La ‘Checomanía’ en México

Sergio ‘Checo’ Pérez, piloto de Red Bull, se ha convertido en un héroe nacional y en un imán para la expansión de la Fórmula 1 en su país tras una carrera forjada en la adversidad

Checo Pérez saluda a los aficionados en un evento realizado sobre Paseo de la Reforma, la principal avenida de Ciudad de México.
Checo Pérez saluda a los aficionados en un evento realizado sobre Paseo de la Reforma, la principal avenida de Ciudad de México.Hector Vivas (Getty Images)

En México, un país de más de 126 millones de habitantes, los deportistas que se han comido el mundo han sido contados. Julio César Chávez y Canelo Álvarez en boxeo, Ana Guevara en atletismo y Lorena Ochoa en golf; los futbolistas Hugo Sánchez y Rafael Márquez… En esa pequeña mesa se ha ganado un lugar privilegiado el piloto de Fórmula 1 Checo Pérez, con una carrera forjada desde la adversidad.

México vive estos días sumido en la Checomanía. El crecimiento del piloto de Red Bull logró que la Fórmula 1 regresara al calendario del país en 2015. Desde entonces, el Gran Premio mexicano, que se celebra este domingo, ha sido toda una fiesta que encumbra a su piloto con ganancias para el país de más de 600.000 dólares anuales (unos 520.000 euros). La cita ha sido premiada cinco años consecutivos como el mejor evento del Mundial de F-1. Esta semana, un evento público sobre la avenida más importante de la capital, el Paseo de la Reforma, congregó a más de 100.000 personas para apoyar al piloto de casa.

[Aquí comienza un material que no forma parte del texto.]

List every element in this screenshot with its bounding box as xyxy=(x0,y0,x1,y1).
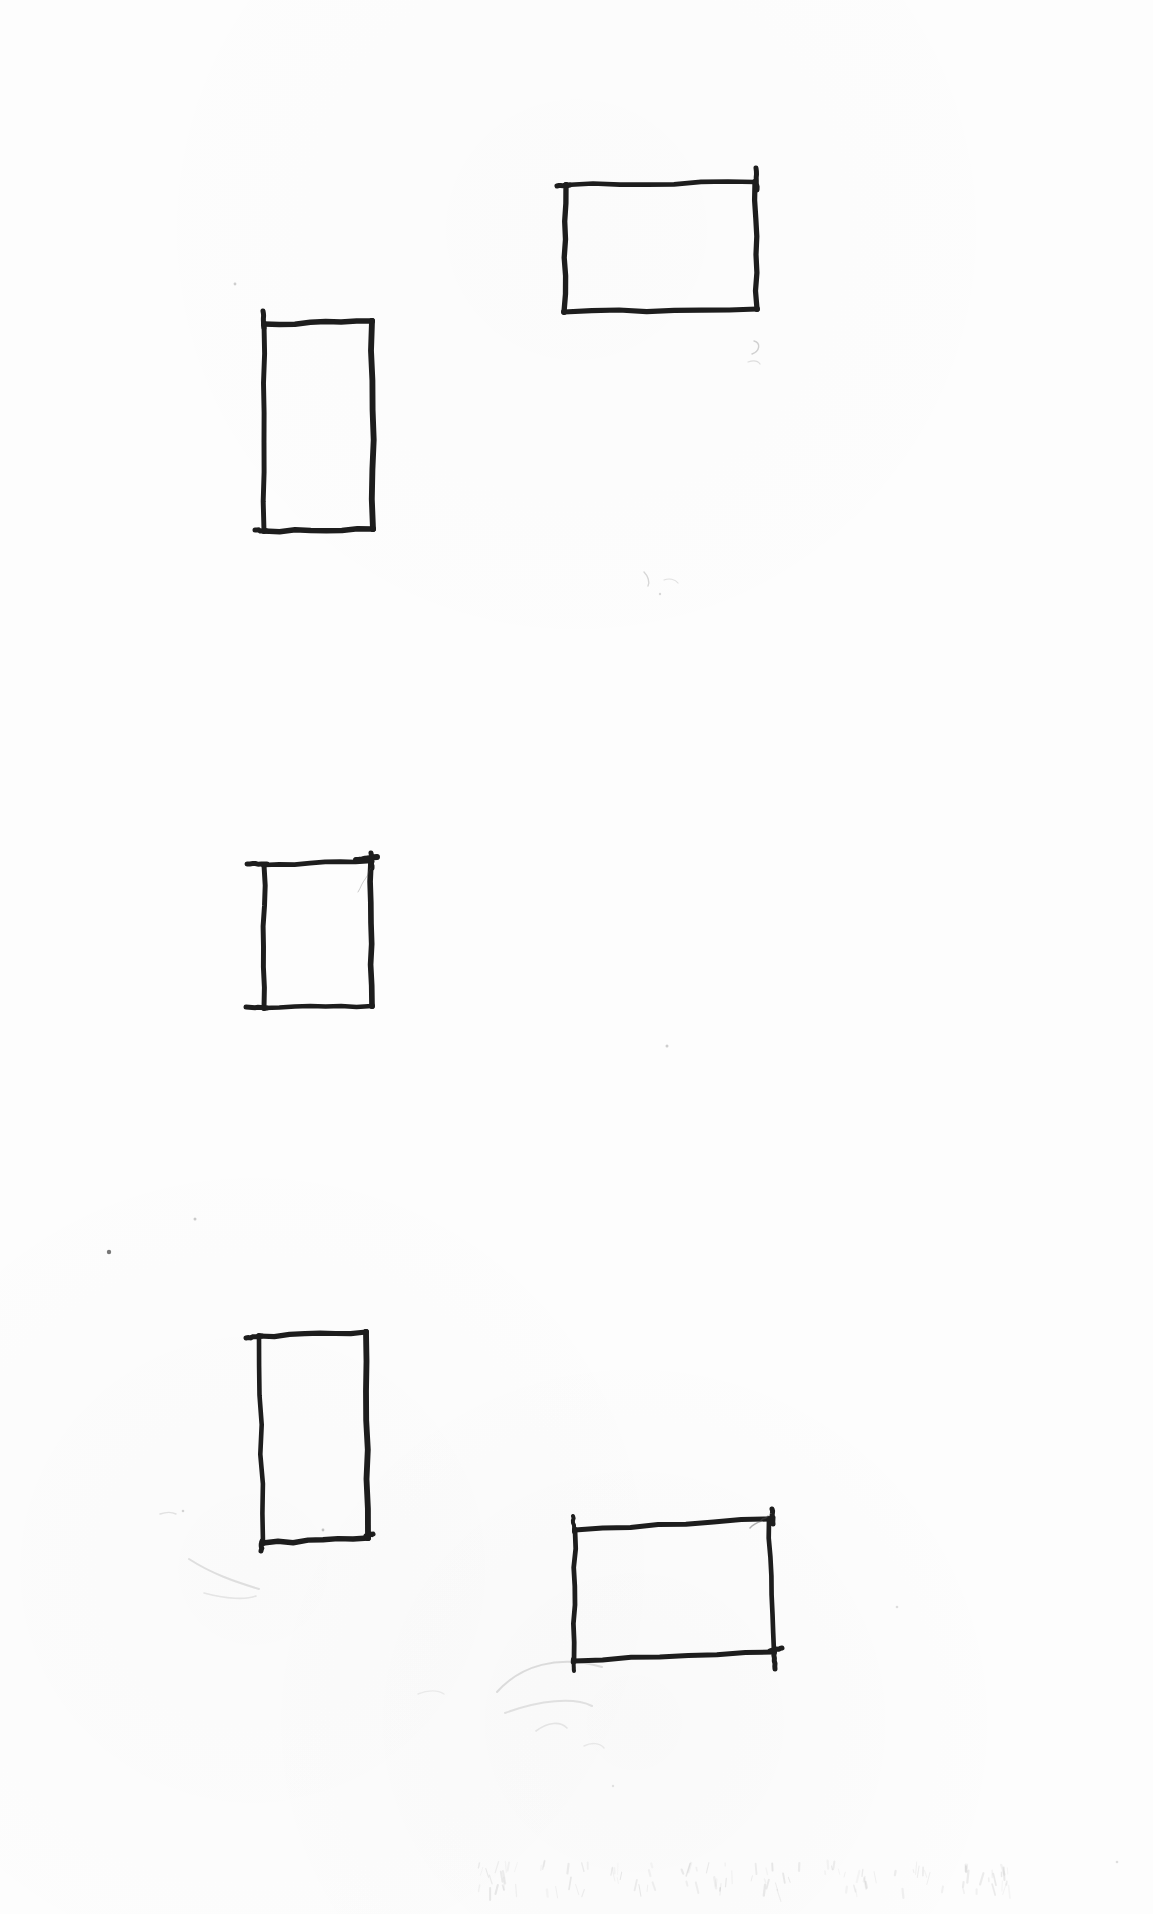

A Checo Pérez se le ha tratado como un héroe en su país incluso antes de llegar a Red Bull. Todo tipo de publicidad con la imagen del piloto ha inundado desde entonces las calles de Ciudad de México. De piñatas del coche del piloto a monigotes de cartón e incluso la voz de Checo Pérez en el GPS. Las principales arterias de la capital tienen, al menos, un anuncio sobre Checo Pérez. Para la cita de este domingo se esperan cerca de 200.000 visitantes, un gancho para el turismo, la primera gran fiesta tras una pandemia que ha dejado más de medio millón de muertos en el país.

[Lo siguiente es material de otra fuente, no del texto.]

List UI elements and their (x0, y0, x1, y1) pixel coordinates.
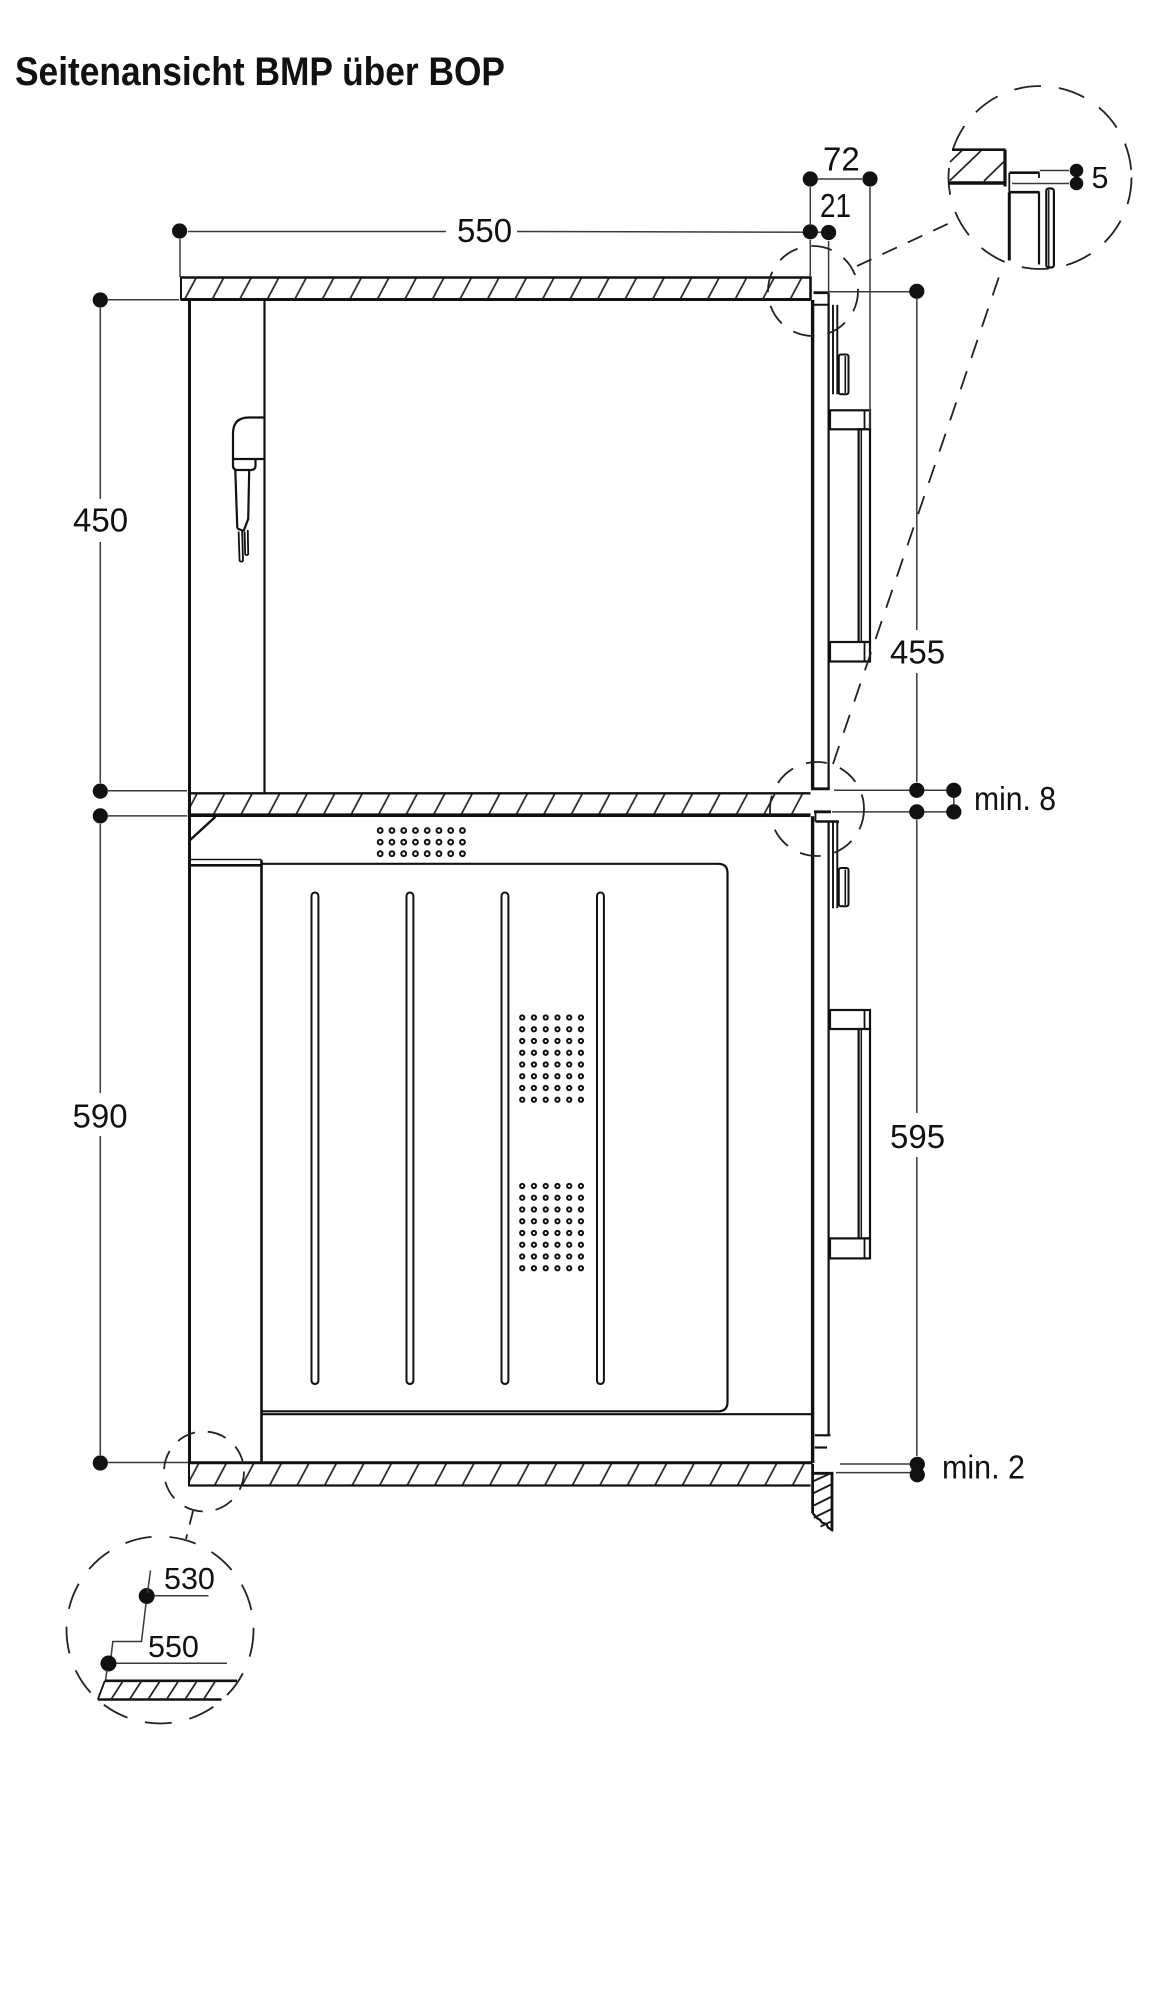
svg-text:450: 450 (73, 502, 128, 539)
svg-text:590: 590 (73, 1097, 128, 1134)
svg-text:530: 530 (164, 1562, 215, 1596)
svg-text:Seitenansicht BMP über BOP: Seitenansicht BMP über BOP (15, 50, 505, 94)
svg-text:5: 5 (1092, 161, 1109, 195)
svg-text:21: 21 (820, 187, 851, 224)
svg-text:72: 72 (823, 141, 860, 178)
svg-text:455: 455 (890, 634, 945, 671)
svg-text:min. 8: min. 8 (974, 780, 1056, 817)
svg-text:595: 595 (890, 1118, 945, 1155)
svg-text:550: 550 (148, 1630, 199, 1664)
svg-text:min. 2: min. 2 (942, 1449, 1025, 1486)
svg-text:550: 550 (457, 212, 512, 249)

Sergio Checo Pérez (Guadalajara, Jalisco, 31 años) creció en una familia que intentaba vivir del automovilismo. Su padre, Antonio, había sido campeón de un torneo local en 1987 y le motivó para subirse a los go-karts junto a su hermano Toño. El presupuesto siempre fue limitado, así que todo pasaba por sumar inversores. Ahí entró el magnate Carlos Slim, considerado durante años el hombre más rico del mundo. “Juntos trabajamos en el nacimiento de la escudería Telmex. Cuando le pedí a Slim que ayudara a mis hijos pidió manejar las carreras y que me retirara. Sabía que estaban en las mejores manos”, cuenta el padre del piloto.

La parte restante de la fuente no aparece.